表皮生长因子/HER2抑制剂在非小细胞肺癌患者治疗中的作用综述

A Review of Epidermal Growth Factor Receptor/HER2 Inhibitors in the Treatment of Patients with Non–Small-Cell Lung Cancer

Ramaswamy GOVINDAN 1,*, 南 娟 2, 丁 燕 2
Editor: 陈 军2
PMCID: PMC6135949  PMID: 20677566

Abstract

晚期非小细胞肺癌(non-small cell lung cancer, NSCLC)仍然是主要的全球健康问题。尽管可逆性表皮生长因子受体(epidermal growth factor receptor, EGFR)酪氨酸激酶抑制剂厄洛替尼可改善复发与再发NSCLC患者的生存期,但也存在明显的局限性,包括仅对少数患者亚群具有临床疗效、生存率较低及产生耐药性。EGFR和HER2的非可逆性抑制剂是临床开发的新型药物,有可能预防并克服第一代EGFR抑制剂的获得性耐药。

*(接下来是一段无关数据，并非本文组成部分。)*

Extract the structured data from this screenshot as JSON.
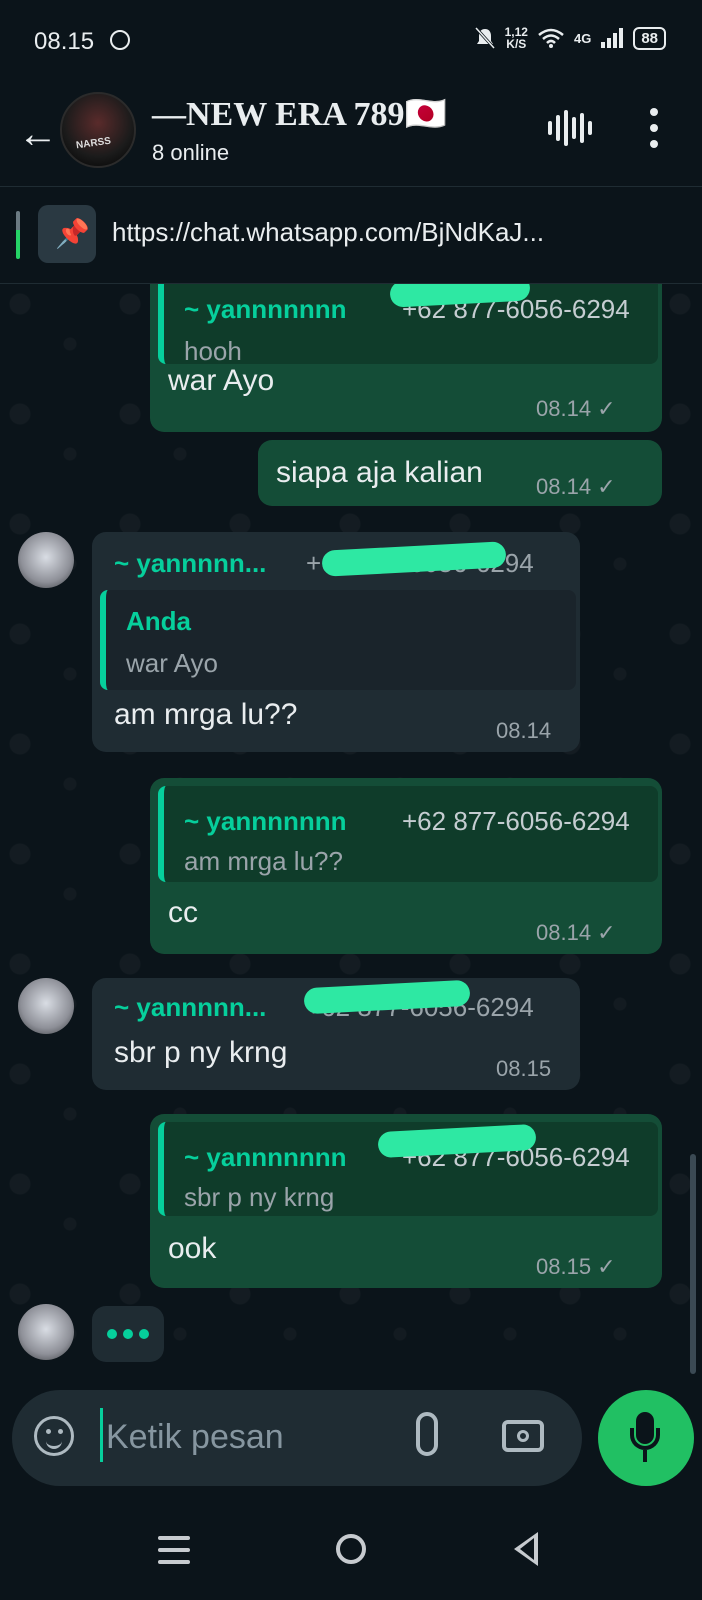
{
  "status_bar": {
    "time": "08.15",
    "net_speed_top": "1,12",
    "net_speed_bottom": "K/S",
    "network": "4G",
    "battery": "88"
  },
  "header": {
    "title": "—NEW ERA 789🇯🇵",
    "subtitle": "8 online",
    "avatar_tag": "NARSS"
  },
  "pinned": {
    "link": "https://chat.whatsapp.com/BjNdKaJ..."
  },
  "messages": [
    {
      "direction": "out",
      "quote_name": "~ yannnnnnn",
      "quote_phone": "+62 877-6056-6294",
      "quote_text": "hooh",
      "text": "war Ayo",
      "time": "08.14"
    },
    {
      "direction": "out",
      "text": "siapa aja kalian",
      "time": "08.14"
    },
    {
      "direction": "in",
      "sender": "~ yannnnn...",
      "sender_phone": "+62 877-6056-6294",
      "quote_name": "Anda",
      "quote_text": "war Ayo",
      "text": "am mrga lu??",
      "time": "08.14"
    },
    {
      "direction": "out",
      "quote_name": "~ yannnnnnn",
      "quote_phone": "+62 877-6056-6294",
      "quote_text": "am mrga lu??",
      "text": "cc",
      "time": "08.14"
    },
    {
      "direction": "in",
      "sender": "~ yannnnn...",
      "sender_phone": "+62 877-6056-6294",
      "text": "sbr p ny krng",
      "time": "08.15"
    },
    {
      "direction": "out",
      "quote_name": "~ yannnnnnn",
      "quote_phone": "+62 877-6056-6294",
      "quote_text": "sbr p ny krng",
      "text": "ook",
      "time": "08.15"
    }
  ],
  "composer": {
    "placeholder": "Ketik pesan"
  },
  "icons": {
    "back": "arrow-left-icon",
    "voice_chat": "audio-waveform-icon",
    "menu": "more-vertical-icon",
    "pin": "pin-icon",
    "emoji": "sticker-smile-icon",
    "attach": "paperclip-icon",
    "camera": "camera-icon",
    "mic": "microphone-icon",
    "read_status": "check-icon"
  },
  "colors": {
    "background": "#0b141a",
    "outgoing_bubble": "#144d37",
    "incoming_bubble": "#1f2c33",
    "accent": "#06cf9c",
    "mic_button": "#21c063"
  },
  "tick_glyph": "✓"
}
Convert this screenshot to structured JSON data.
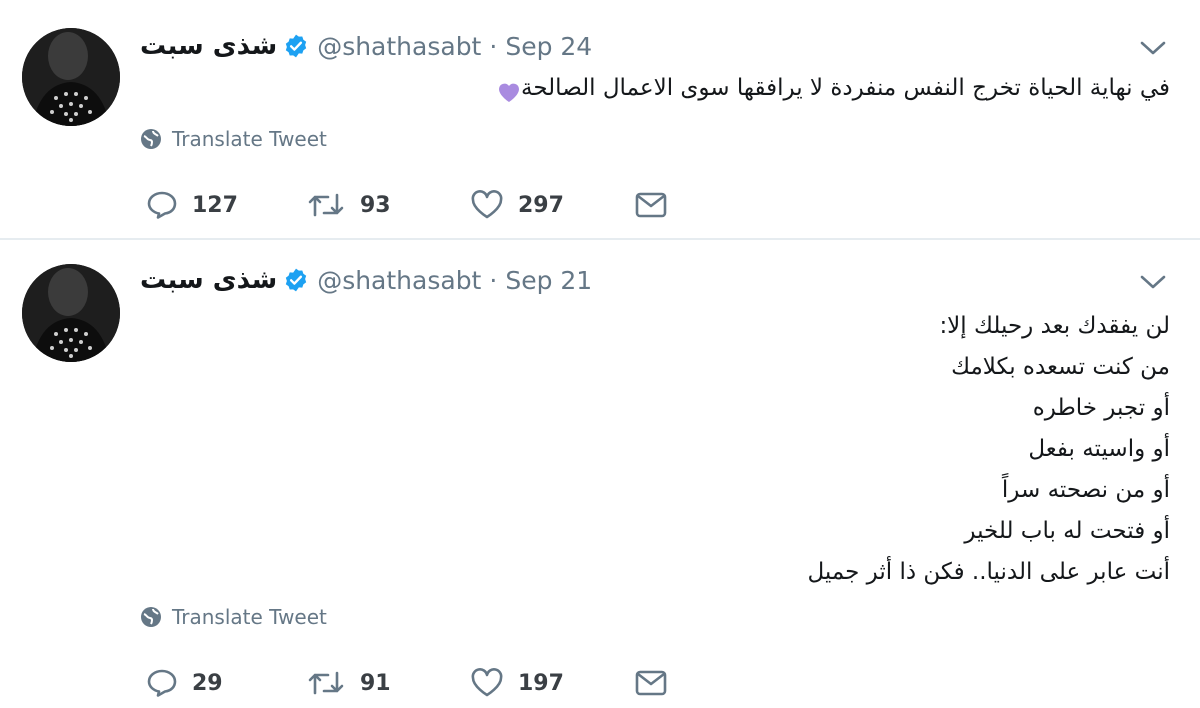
{
  "tweets": [
    {
      "name": "شذى سبت",
      "handle": "@shathasabt",
      "separator": "·",
      "date": "Sep 24",
      "text": "في نهاية الحياة تخرج النفس منفردة لا يرافقها سوى الاعمال الصالحة",
      "emoji": "purple-heart",
      "translate_label": "Translate Tweet",
      "replies": "127",
      "retweets": "93",
      "likes": "297"
    },
    {
      "name": "شذى سبت",
      "handle": "@shathasabt",
      "separator": "·",
      "date": "Sep 21",
      "lines": [
        "لن يفقدك بعد رحيلك إلا:",
        "من كنت تسعده بكلامك",
        "أو تجبر خاطره",
        "أو واسيته بفعل",
        "أو من نصحته سراً",
        "أو فتحت له باب للخير",
        "أنت عابر على الدنيا.. فكن ذا أثر جميل"
      ],
      "translate_label": "Translate Tweet",
      "replies": "29",
      "retweets": "91",
      "likes": "197"
    }
  ],
  "colors": {
    "verified": "#1da1f2",
    "muted": "#657786",
    "divider": "#e6ecf0",
    "purple_heart": "#a98be0"
  }
}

Keywords: BIBW 2992, ErbB, 厄洛替尼, 吉非替尼, HKI-272, 受体酪氨酸激酶

前言

非小细胞肺癌(non-small cell lung cancer, NSCLC)——最常见的肺癌类型,是美国乃至全世界癌症死亡的首位原因[1, 2]。多数患者呈现局部晚期肺癌或转移性肺癌,并采用基于铂类的联合化疗来治疗;但是,与最佳支持治疗相比,此类治疗的有效率(response rates, RRs)较低,且总生存期(overall survival, OS)改善甚微。基于ErbB受体家族在NSCLC和其它人类恶性肿瘤的生长和转移中所起的关键作用,表皮生长因子受体(epidermal growth factor receptor, EGFR)酪氨酸激酶抑制剂(tyrosine kinase inhibitors, TKIs)已发展成为靶向抗肿瘤药物。

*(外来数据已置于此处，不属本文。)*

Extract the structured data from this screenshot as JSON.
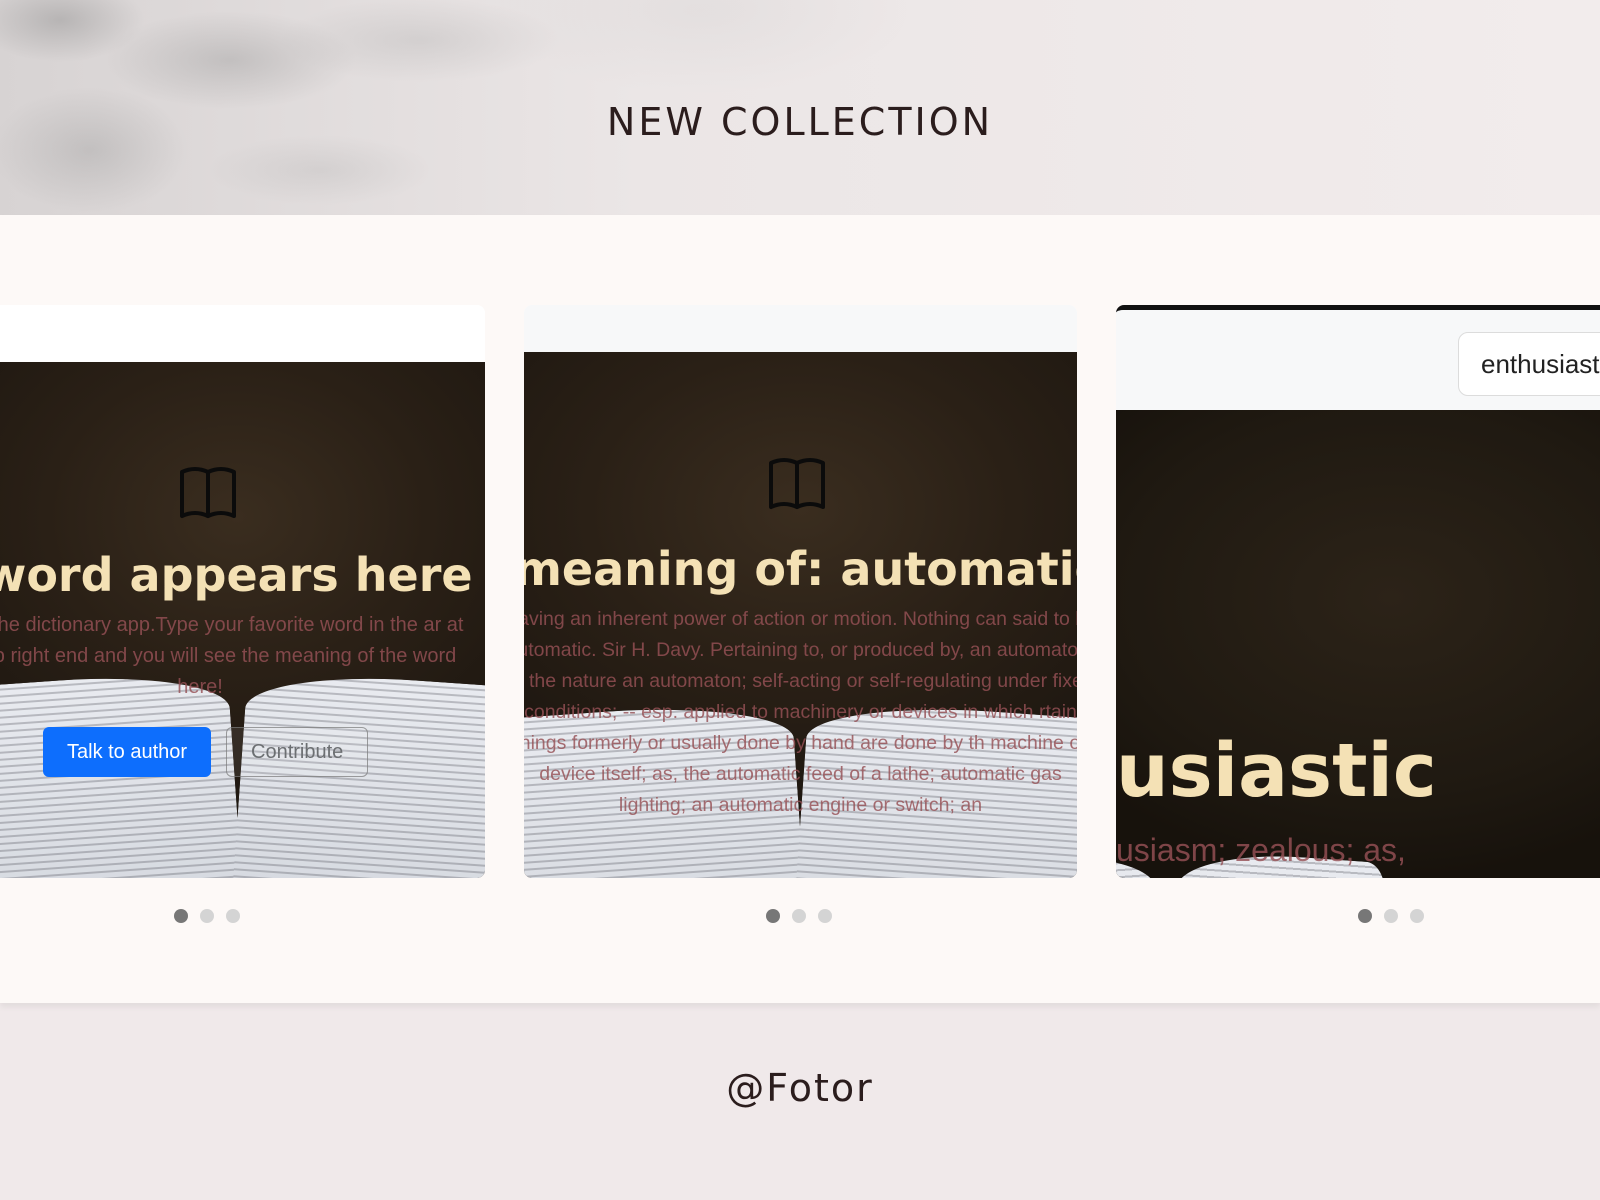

目前,在美国和世界各地,小分子EGFR TKI厄洛替尼已被批准用于晚期NSCLC患者的二、三线治疗。厄洛替尼获得监管部门的批准基于Ⅲ期BR.21试验的结果,此结果显示,与安慰剂相比,厄洛替尼可给患者带来生存期获益[3]。尽管另一EGFR TKI吉非替尼在美国最初获得监管部门的批准,但是Ⅲ期ISEL(Iressa Survival Evaluation in Lung Cancer)显示其与安慰剂相比无生存期获益,随后其指征被仅限于曾获益于吉非替尼治疗的患者[4]。厄洛替尼与吉非替尼均为EG F R TK区三磷酸腺苷(adenosine triphosphate, ATP)结合位点的可逆性竞争性抑制剂。仅少数NSCLC患者采用EGFR TKI治疗有效(约10%的白种人和30%-40%东亚患者)。有研究发现,有效性与特定的分子特征相关[5],特别是EGFR活化突变[6]。还有研究显示,EGFR基因拷贝数的升高与EGFR TKI的有效性相关[7-9]。尽管可逆性EGFR TKI具有诸多优点,但是在多数起初有效的患者中,这些药物的疗效受限于耐药性的产生,这将导致在中位时间12个月之后患者出现肿瘤进展和肿瘤复发[10]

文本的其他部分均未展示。